CHICAGO (CBS) — Prom is a terrific milestone for high school students, but with just one drink terrific can turn into tragic.

CBS 2’s Mike Puccinelli reports, with prom season approaching, police and firefighters were taking steps to show students the potential consequences of driving drunk, with the help of some of their classmates.

Each year, more than 600 high school students die in drunk driving crashes on prom night.

Wednesday morning on the Northwest Side, students from St. Patrick High School and Notre Dame High School for Girls watched as police officers, firefighters, and student actors staged a head-on collision as part of “Operation Prom Night.”

Covered in fake blood, the crash victims had to be cut out of the car, then treated by paramedics. In one case, a girl who had been thrown through the windshield was placed in a body bag.

The driver, Ryan Young, a senior at St. Patrick, talked about acting out a drunken crash that seemed all too real.

“It was blood-chilling. I just felt it down in my spine,” Young said, his face smeared with fake blood. “I can’t even imagine what the real thing would be like.”

Jennifer Bleicher, coordinator of Operation Prom Night, said it was important for students to see friends take part in the staged crash, rather than actors.

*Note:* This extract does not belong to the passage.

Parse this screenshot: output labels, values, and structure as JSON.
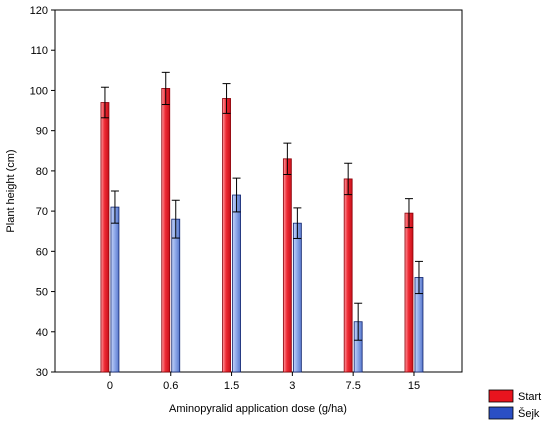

“It’s not just like watching it on television, or in a movie where it’s just actors and it’s kind of a sterile thing. They get to see their classmates get arrested and put in body bags,” she said. “It makes them understand that they’re not invincible, and their friends aren’t invincible.”

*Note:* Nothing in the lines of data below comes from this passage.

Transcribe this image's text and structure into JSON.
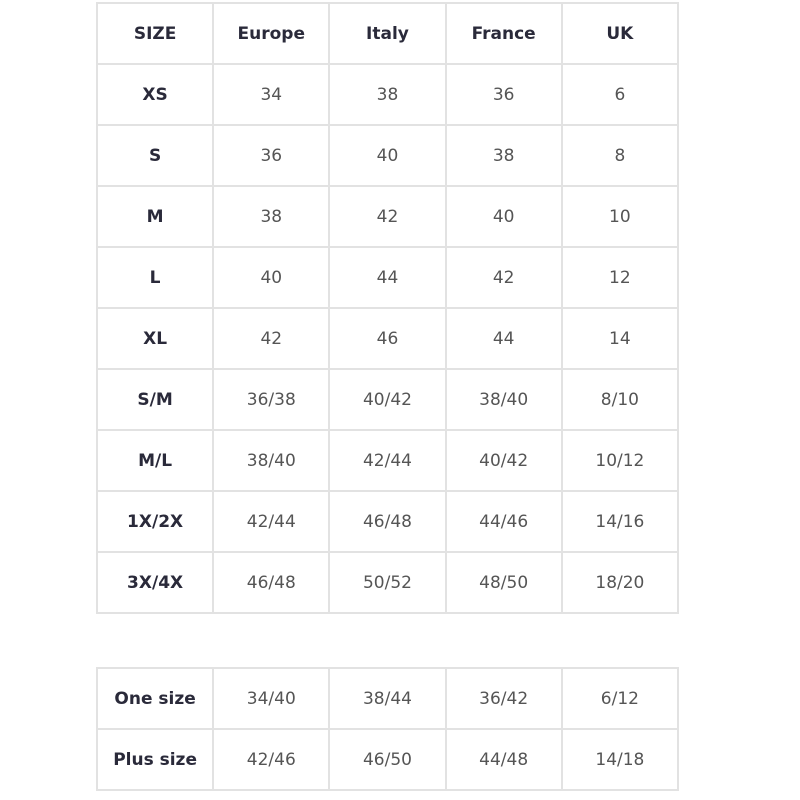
{
  "size_table": {
    "headers": [
      "SIZE",
      "Europe",
      "Italy",
      "France",
      "UK"
    ],
    "rows": [
      [
        "XS",
        "34",
        "38",
        "36",
        "6"
      ],
      [
        "S",
        "36",
        "40",
        "38",
        "8"
      ],
      [
        "M",
        "38",
        "42",
        "40",
        "10"
      ],
      [
        "L",
        "40",
        "44",
        "42",
        "12"
      ],
      [
        "XL",
        "42",
        "46",
        "44",
        "14"
      ],
      [
        "S/M",
        "36/38",
        "40/42",
        "38/40",
        "8/10"
      ],
      [
        "M/L",
        "38/40",
        "42/44",
        "40/42",
        "10/12"
      ],
      [
        "1X/2X",
        "42/44",
        "46/48",
        "44/46",
        "14/16"
      ],
      [
        "3X/4X",
        "46/48",
        "50/52",
        "48/50",
        "18/20"
      ]
    ]
  },
  "extra_table": {
    "rows": [
      [
        "One size",
        "34/40",
        "38/44",
        "36/42",
        "6/12"
      ],
      [
        "Plus size",
        "42/46",
        "46/50",
        "44/48",
        "14/18"
      ]
    ]
  }
}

Assistant Deputy Fire Commissioner Mark Nielsen said the goal is to scare kids straight.

“The main objective is to instill in kids that they can have fun on prom night, and they don’t need to drink,” Nielsen said.

After the survivors were taken to area hospitals or jail, the actress who was thrown through the windshield was loaded into a hearse driven from the parking lot at St. Patrick.

Operation Prom Night has been presenting its program for 16 years.

Organizers said, during that time, more than 50,000 students have seen the demonstration and not one who did has been arrested for driving drunk during prom season.